By Christoph Steitz and Essi Lehto
FRANKFURT/HELSINKI (Reuters) -Shares in German utility Uniper and largest shareholder Fortum <FORTUM.HE>, which both run substantial businesses in Russia, plummeted on Thursday following Moscow’s move to invade Ukraine.
Between them, the companies employ 7,000 staff in Russia, where they operate a dozen power plants, many fuelled by gas, to supply local communities and industries.
Shares in Uniper fell as much as a fifth to their lowest level in more than 15 months, while Fortum, which owns 76% in Uniper, fell up to 10.4% to a 14-month low.
Russian forces invaded Ukraine on Thursday in a massed assault by land, sea and air, the biggest attack by one state against another in Europe since World War Two.
“Energy production in Russia has not been sanctioned, and therefore our operations there have not been directly impacted,” Fortum said in a statement. It said it was monitoring decisions on sanctions and counter-sanctions.
Uniper owns a majority in Russian utility Unipro and is one of the financial backers of the Nord Stream 2 gas pipeline project whose certification German Chancellor Olaf Scholz put on hold on Tuesday in response to the Ukraine crisis.

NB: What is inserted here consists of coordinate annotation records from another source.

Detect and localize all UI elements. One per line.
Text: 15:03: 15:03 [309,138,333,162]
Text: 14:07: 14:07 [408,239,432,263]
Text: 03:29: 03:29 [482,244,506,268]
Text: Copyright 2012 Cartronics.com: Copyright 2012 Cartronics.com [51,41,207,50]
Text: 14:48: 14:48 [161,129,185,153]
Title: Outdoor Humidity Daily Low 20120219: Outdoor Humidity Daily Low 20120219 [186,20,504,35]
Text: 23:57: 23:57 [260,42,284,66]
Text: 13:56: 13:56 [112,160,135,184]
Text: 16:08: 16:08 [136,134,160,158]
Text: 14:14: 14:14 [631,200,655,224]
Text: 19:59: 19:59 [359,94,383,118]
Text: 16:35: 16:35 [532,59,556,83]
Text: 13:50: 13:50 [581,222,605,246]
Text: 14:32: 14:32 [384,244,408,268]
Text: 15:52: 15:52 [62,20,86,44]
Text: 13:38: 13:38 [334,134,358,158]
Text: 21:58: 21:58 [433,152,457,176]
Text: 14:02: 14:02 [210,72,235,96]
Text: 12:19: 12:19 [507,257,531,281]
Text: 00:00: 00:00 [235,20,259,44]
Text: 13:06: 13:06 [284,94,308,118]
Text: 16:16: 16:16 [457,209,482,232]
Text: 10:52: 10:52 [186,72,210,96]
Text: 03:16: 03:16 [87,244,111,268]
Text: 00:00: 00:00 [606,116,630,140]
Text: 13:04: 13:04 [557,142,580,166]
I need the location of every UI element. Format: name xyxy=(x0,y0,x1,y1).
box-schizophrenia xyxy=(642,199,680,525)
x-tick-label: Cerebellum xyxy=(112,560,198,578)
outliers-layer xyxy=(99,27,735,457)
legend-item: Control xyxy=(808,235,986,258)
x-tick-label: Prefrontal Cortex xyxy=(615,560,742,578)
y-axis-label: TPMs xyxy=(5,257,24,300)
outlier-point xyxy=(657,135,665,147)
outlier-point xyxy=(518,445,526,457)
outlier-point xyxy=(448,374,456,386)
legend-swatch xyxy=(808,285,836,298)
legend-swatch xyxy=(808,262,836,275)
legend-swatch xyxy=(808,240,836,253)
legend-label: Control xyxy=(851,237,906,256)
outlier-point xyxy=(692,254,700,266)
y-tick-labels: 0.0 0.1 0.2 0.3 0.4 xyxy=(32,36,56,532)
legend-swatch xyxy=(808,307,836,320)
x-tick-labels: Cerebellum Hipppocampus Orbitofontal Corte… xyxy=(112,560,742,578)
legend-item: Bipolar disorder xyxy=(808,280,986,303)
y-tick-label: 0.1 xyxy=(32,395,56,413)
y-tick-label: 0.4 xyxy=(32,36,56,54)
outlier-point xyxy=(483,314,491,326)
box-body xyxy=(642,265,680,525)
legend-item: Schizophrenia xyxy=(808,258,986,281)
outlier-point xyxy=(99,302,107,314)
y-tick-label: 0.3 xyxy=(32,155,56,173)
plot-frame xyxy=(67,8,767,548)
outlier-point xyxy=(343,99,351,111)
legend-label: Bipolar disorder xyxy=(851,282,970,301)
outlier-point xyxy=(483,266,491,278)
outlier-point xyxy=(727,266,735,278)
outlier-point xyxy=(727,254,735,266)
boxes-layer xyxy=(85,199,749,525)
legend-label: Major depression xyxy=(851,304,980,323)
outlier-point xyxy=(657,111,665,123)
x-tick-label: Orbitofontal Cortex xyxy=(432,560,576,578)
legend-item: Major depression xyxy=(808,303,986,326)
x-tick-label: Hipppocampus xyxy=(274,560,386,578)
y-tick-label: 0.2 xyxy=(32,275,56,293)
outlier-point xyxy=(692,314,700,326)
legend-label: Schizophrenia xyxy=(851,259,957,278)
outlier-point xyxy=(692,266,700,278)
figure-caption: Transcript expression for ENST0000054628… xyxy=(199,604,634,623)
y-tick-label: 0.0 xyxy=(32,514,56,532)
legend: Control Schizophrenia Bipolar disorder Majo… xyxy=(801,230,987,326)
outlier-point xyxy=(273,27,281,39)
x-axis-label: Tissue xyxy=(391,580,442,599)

Uniper said on Wednesday it was assessing whether Berlin’s suspension of the Nord Stream 2 pipeline would cause impairments on its 1 billion euro ($1.1 billion) exposure to the project.
“We very much regret the escalation of the situation with Russia’s attack on Ukraine and are following the situation with utmost concern,” Uniper said in a statement.
“We are in the business of providing security of supply of energy and our customers depend on us for power and heat. This is the case also in Russia.”